Because of foot problems, Big Brown had missed some training prior to the Belmont. But after Desormeaux pulled up the colt, who didn’t seem to be responding to encouragement, at the top of the Belmont stretch, the jockey was vilified. He said the loss was like swallowing a spoon sideways.
The Real Quiet loss even more devastating because the colt led by four lengths in mid-stretch at Belmont Park only to get caught in the final stride and lose by a nose to Victory Gallop. Desormeaux said Real Quiet was gawking, looking around, losing focus, but the critics blamed the jockey for moving prematurely.

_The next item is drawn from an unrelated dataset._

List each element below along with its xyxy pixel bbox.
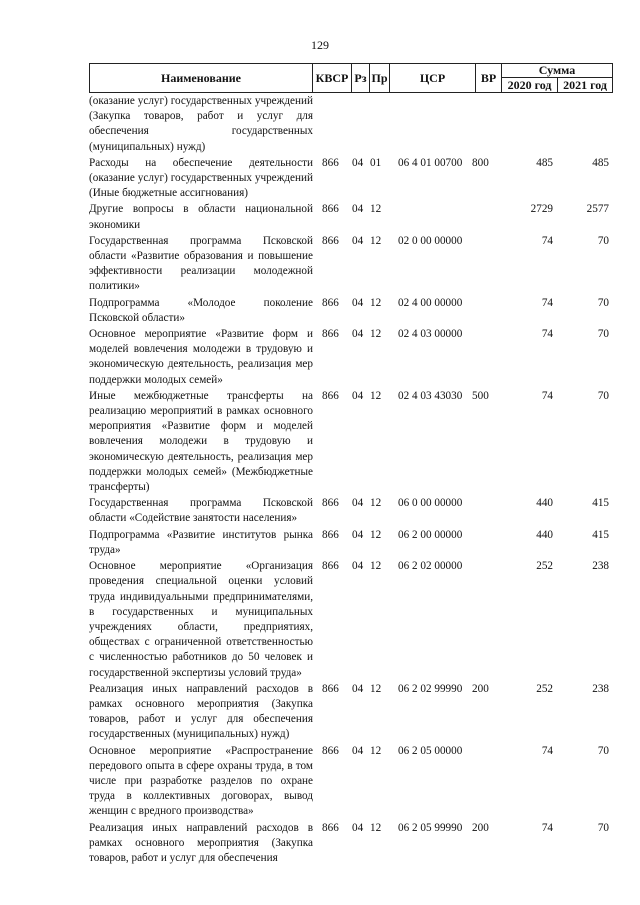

In a Hall of Fame career that includes three Kentucky Derby victories — Desormeaux also won the roses on Fusaichi Pegasus in 2000 — the Belmont Stakes was the gem that had eluded him. In a career that began in 1986 at small Louisiana racetracks n Louisiana and included more than 5,145 victories, the Belmont was the huge gaping hole.
But Saturday provided the right time and place to fill it.
“I can’t tell you how ... it feels to have that contentment and to be able to go home and rest at ease knowing I’ve won the three American classics,” the 39-year-old jockey said.
Summer Bird and Desormeaux saved ground until the middle of second turn, where they swung to the outside and began to gather momentum. Dunkirk, who led early through lively fractions, fought on gamely to the wire. Charitable Man, squeezed slightly in mid-stretch, dropped back. And Mine That Bird, who swept to the lead at the top of the stretch, failed to maintain his rally.
Mine That Bird and his jockey, Calvin Borel, had won the Derby by hugging the inside rail. But Mine That Bird was a little too eager Saturday, Borel said. And they moved four-wide in the second turn. If they had been able to wait, if they again had saved ground — well, it was the wrong place and time, and they finished a neck behind Dunkirk.
Summer Bird finished sixth in the Kentucky Derby, but skipped the Preakness, the second event in the Triple, to focus on the Belmont. And in winning Saturday, Summer Bird continued a trend: Eight of the last 10 Belmont winners did not run in the Preakness.
Ice said he had no specific plans for Summer Bird, whose Belmont was only the second victory and fifth start of his career. He finished third in the Arkansas Derby. Ice said the son of Birdstone soon would join his stable at Louisiana Downs in Bossier City.
“He’s still maturing, and, you know, he proved it today,” said Ice, who worked for years as an assistant to trainers Keith Desormeaux, Cole Norman and Morris Nicks before taking out his trainer’s license 15 months ago. “We did the right thing by skipping the Preakness and waiting on the Belmont and bringing him here early.”
He also did the right thing by adding blinkers—blue blinkers, to be specific. It was “surreal,” he said, to spot those blinkers advancing in the Belmont stretch, and as Summer Bird moved closer to the leaders and then to the front, Ice could hear only himself hollering louder and louder, filling up the right time and place with his own celebration.